Racial composition as of the 2020 census
| Race | Number | Percent |
|---|---|---|
| White | 491 | 83.1% |
| Black or African American | 12 | 2.0% |
| American Indian and Alaska Native | 0 | 0.0% |
| Asian | 0 | 0.0% |
| Native Hawaiian and Other Pacific Islander | 0 | 0.0% |
| Some other race | 42 | 7.1% |
| Two or more races | 46 | 7.8% |
| Hispanic or Latino (of any race) | 186 | 31.5% |

===2000 census===
As of the census of 2000, 673 people, 264 households, and 175 families resided in the city. The population density was 936.1 PD/sqmi. The 312 housing units averaged 434.0 per square mile (167.3/km^{2}). The racial makeup of the city was 86.18% White, 3.27% African American, 0.45% Native American, 8.32% from other races, and 1.78% from two or more races. Hispanics or Latinos of any race were 22.14% of the population.

Of the 264 households, 31.1% had children under 18 living with them, 53.4% were married couples living together, 10.2% had a female householder with no husband present, and 33.7% were not families. About 31.1% of all households were made up of individuals, and 20.8% had someone living alone who was 65 or older. The average household size was 2.45, and the average family size was 3.13.

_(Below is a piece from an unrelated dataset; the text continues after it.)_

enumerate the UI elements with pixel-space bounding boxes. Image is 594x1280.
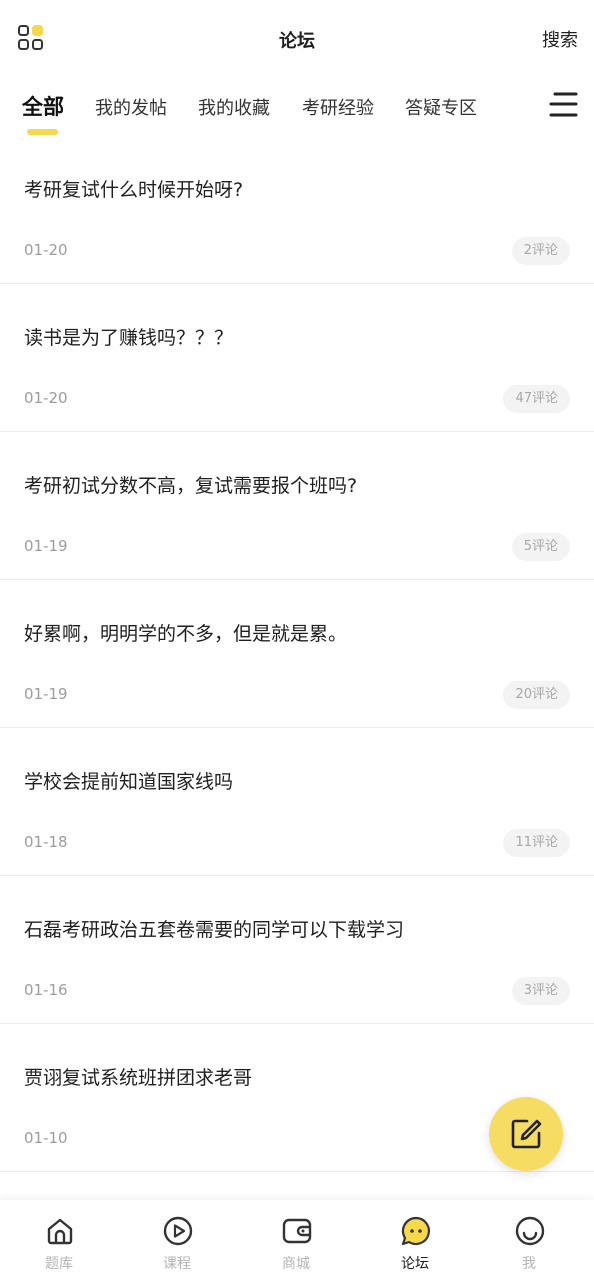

In the city, the age distribution was 27.8% under 18, 6.2% from 18 to 24, 25.1% from 25 to 44, 20.2% from 45 to 64, and 20.7% who were 65 or older. The median age was 37 years. For every 100 females, there were 80.4 males. For every 100 females 18 and over, there were 78.0 males.

The median income for a household in the city was $27,031, and for a family was $34,632. Males had a median income of $27,500 versus $19,286 for females. The per capita income for the city was $13,926. About 14.8% of families and 15.9% of the population were below the poverty line, including 18.9% of those under age 18 and 14.7% of those age 65 or over.
==The Roby 42==

Forty-two residents of Roby put $10 each in a lottery pool in 1996 and won the $46,000,000 jackpot on Thanksgiving of that year, making 6–7% percent of the population millionaires instantly (before taxes).

==Education==
The City of Roby is served by the Roby Consolidated Independent School District and is home to the Roby High School Lions.